White House spokesman Josh Earnest said the attack by two gunmen was "still under investigation," adding it's "too early to say at this point" whether IS fighters were responsible.

"This is still under investigation by the FBI and other members of the intelligence community to determine any ties or affiliations that these two individuals may have had with ISIL or other terrorist organizations around the world," Earnest said, using another acronym for Islamic State.

The Islamic State group had earlier in the day claimed responsibility for the attack, saying "two of the soldiers of the caliphate" had carried it out.

Meanwhile, the United States has announced rewards of up to $20 million for information leading to the whereabouts of four top leaders of Islamic State.

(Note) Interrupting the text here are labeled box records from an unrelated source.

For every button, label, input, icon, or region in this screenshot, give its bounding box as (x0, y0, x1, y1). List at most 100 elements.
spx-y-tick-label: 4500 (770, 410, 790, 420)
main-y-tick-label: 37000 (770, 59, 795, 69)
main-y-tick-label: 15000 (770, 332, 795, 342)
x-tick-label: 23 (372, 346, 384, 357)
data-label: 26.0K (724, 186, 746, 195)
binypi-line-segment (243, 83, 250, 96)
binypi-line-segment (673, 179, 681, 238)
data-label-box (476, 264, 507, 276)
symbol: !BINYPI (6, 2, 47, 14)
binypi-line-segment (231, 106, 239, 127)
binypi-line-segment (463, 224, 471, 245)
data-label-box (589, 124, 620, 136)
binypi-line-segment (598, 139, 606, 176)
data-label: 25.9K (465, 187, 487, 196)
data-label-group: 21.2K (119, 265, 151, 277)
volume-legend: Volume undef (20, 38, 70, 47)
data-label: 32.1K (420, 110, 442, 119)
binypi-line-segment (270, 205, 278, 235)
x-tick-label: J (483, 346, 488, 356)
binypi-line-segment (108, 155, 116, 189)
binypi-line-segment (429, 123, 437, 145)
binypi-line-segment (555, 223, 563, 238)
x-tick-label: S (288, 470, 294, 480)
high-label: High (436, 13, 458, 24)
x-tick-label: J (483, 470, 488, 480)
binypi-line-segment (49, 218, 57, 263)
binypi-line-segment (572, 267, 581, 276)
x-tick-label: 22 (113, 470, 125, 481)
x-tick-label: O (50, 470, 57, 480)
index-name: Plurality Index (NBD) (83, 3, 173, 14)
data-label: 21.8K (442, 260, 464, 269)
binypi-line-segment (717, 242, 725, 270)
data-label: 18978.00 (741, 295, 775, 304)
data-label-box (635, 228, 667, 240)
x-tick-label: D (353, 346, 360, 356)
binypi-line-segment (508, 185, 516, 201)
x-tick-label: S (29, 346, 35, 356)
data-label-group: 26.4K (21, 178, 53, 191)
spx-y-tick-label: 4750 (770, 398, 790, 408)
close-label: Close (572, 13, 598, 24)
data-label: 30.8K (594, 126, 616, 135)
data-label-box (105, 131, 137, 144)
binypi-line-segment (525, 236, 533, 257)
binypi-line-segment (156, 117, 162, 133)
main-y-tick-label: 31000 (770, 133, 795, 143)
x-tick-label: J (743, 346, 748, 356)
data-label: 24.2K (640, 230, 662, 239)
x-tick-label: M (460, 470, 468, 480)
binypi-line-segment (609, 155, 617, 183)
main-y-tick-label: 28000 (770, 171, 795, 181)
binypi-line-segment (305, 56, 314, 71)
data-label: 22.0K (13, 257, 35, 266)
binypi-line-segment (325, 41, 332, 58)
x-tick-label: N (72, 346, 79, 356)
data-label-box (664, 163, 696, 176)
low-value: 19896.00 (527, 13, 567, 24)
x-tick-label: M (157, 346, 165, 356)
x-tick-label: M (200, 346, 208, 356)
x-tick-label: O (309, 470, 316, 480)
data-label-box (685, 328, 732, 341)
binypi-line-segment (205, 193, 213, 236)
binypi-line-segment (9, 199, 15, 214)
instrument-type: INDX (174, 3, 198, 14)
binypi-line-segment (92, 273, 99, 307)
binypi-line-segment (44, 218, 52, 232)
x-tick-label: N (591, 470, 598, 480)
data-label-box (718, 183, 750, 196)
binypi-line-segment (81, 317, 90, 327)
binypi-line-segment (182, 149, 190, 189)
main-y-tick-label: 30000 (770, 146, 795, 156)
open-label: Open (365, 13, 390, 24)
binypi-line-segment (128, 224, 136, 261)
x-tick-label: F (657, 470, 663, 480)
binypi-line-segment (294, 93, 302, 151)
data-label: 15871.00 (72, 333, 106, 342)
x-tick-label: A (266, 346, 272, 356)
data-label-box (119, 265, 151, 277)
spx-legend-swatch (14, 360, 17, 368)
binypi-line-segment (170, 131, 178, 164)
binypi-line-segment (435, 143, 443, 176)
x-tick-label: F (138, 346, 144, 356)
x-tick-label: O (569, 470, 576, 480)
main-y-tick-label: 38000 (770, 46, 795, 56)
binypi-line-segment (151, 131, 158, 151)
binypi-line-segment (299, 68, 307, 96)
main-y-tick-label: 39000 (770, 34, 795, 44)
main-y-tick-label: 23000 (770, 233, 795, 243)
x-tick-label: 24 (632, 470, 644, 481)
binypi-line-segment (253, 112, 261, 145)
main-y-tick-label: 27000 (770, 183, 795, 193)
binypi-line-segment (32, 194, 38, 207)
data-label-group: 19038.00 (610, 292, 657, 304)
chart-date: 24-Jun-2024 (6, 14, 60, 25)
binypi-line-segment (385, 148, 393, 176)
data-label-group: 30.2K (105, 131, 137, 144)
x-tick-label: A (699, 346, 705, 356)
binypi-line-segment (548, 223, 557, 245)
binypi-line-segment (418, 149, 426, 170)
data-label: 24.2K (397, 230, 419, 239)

The State Department said on May 5 that, through its Rewards for Justice program, it would pay up to $7 million for information on Abd al-Rahman Mustafa al-Qaduli, up to $5 million each for Abu Mohammed al-Adnani and Tarkhan Tayumurazovich Batirashvili, and up to $3 million for Tariq Bin-al-Tahar Bin al Falih al-'Awni al-Harzi.

It said that Qaduli is a senior IS official who originally joined Al-Qaeda's affiliate in Iraq; Adnani is an official IS spokesman; Batirashvili -- known as Umar al-Shishani in the Middle East -- is a battlefield commander in northern Syria who hails from Georgia's Pankisi region; and Harzi is the group's leader for the border region between Syria and Turkey.